Dans l’assemblée, la Mâlema retrouve ses brebis éparses, les convie à revenir au bercail et souffre de les sentir sans enthousiasme, sans souvenir presque et sans gratitude. Pourtant elles promettent.

— Nous irons ou nous t’enverrons nos sœurs les petites.
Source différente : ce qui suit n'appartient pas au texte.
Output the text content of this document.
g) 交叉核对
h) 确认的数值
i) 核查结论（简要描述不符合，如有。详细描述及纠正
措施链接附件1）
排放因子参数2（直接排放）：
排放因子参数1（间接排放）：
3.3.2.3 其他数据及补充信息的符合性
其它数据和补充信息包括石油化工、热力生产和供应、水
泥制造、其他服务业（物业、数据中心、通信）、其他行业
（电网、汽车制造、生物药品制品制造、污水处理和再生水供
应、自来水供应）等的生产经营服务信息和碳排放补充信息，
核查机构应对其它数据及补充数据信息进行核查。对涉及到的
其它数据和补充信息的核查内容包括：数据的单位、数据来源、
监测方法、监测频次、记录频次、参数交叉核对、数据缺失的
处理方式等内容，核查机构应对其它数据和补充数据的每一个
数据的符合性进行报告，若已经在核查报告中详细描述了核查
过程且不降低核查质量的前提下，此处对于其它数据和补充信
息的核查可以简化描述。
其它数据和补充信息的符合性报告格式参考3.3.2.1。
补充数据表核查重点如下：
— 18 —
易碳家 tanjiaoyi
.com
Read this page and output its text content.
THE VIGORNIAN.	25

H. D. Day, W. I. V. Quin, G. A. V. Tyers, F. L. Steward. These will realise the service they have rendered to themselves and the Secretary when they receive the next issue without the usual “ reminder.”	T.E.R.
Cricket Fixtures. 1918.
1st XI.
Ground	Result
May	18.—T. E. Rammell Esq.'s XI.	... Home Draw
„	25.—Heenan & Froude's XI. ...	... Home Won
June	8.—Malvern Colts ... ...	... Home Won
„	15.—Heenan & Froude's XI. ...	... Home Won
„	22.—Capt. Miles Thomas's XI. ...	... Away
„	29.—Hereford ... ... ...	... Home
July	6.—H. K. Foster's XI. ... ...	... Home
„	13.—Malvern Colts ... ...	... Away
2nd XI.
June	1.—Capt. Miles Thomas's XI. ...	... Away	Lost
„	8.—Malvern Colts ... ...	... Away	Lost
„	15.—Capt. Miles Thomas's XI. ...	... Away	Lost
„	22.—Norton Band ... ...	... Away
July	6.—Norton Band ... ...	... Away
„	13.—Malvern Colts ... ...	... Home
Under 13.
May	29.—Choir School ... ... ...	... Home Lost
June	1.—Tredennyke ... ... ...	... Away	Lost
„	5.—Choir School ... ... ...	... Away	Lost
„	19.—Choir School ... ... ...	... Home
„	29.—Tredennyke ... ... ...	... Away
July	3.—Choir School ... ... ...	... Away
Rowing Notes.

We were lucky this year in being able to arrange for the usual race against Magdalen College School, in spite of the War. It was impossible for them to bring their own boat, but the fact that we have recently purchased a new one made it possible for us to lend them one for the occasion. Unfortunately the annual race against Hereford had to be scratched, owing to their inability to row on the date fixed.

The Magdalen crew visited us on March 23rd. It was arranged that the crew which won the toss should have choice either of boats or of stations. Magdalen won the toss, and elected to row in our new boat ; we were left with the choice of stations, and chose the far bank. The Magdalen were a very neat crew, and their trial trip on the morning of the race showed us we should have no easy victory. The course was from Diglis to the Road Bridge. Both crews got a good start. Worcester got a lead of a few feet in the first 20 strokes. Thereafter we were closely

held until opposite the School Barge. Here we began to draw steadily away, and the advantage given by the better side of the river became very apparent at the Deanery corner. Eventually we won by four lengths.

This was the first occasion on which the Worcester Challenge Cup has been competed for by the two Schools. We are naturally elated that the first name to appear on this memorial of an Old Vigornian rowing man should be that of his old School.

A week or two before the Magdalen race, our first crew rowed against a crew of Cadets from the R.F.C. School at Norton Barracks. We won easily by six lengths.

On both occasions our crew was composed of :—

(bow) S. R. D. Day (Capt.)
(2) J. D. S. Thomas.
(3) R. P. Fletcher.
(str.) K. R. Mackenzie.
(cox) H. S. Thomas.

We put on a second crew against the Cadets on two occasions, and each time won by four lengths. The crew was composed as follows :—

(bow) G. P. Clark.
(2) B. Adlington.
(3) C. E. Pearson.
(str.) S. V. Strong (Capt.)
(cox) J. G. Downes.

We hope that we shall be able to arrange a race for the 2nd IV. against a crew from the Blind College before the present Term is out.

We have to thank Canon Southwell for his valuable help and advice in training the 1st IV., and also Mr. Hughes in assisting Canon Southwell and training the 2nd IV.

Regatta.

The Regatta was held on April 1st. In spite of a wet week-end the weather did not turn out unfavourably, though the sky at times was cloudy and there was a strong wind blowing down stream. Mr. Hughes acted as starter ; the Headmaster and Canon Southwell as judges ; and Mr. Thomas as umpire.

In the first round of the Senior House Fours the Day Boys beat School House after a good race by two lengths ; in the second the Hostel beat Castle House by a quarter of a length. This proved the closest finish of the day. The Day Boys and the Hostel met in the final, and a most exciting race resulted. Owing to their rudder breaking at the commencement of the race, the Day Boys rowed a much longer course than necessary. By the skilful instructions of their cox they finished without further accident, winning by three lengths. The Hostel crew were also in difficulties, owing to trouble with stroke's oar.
— Moi je n’ai pas de sœur, dit Tounece, une cousine de Zleïra la Turque ; mais je n’entendrai plus les leçons, ô Mâlema. Je te le confie ; je préfère oublier les choses chrétiennes. Elles ne sont pas bonnes pour nous. Elles ne nous donnent rien et fatiguent inutilement notre esprit. Elles sont mauvaises aussi. Vois la Fafann qui s’habillait à la française et gagnait sa vie en brodant, comme sa grand-mère en faisant le kouskous dans les maisons riches.

— Eh ! bien ?

— Elle reçoit les coups de son amant, un chrétien qu’elle devait épouser et qui ne veut pas. Un jour, il la jettera dans la rue ; qui la ramassera ?

Et vindicative :

— Je croyais les chrétiens sans injustice, pareils à toi. Je les croyais sans brutalité et je pensais : « Ils peuvent nous dédaigner. » Mais quand Fafann parle, je me révolte et je cracherais au visage du dernier des Roumis, si, devant moi, il osait dire : « C’est un Arabe, » — comme on dit : — « C’est un porc ». —

Noura abandonna Tounece pour s’asseoir près de Louïz, la mère pâlie et souriante du petit enfant venu au monde il y a huit jours.

Les femmes forment un cercle. L’enfant est sur les genoux d’une matrone qui défait ses langes. La Bent Fraîchichi, la vieille barde, a savamment préparé en pâte épaisse du henna imprégné de vinaigre.

La matrone met une emplâtre de henna sur la tête molle du petit dont la figure ratatinée grimace ; la tête est couverte d’un capuchon de toile. Les mains et les pieds plâtrés de même, disparaissent sous l’enroulement de nombreuses bandelettes et, pendant plusieurs jours, l’enfant sera immobilisé, telle une momie informe, dans les langes étroitement serrés. Quand ses petits membres en sortiront enfin, ils seront si violemment rouges qu’on les croira trempés dans le sang.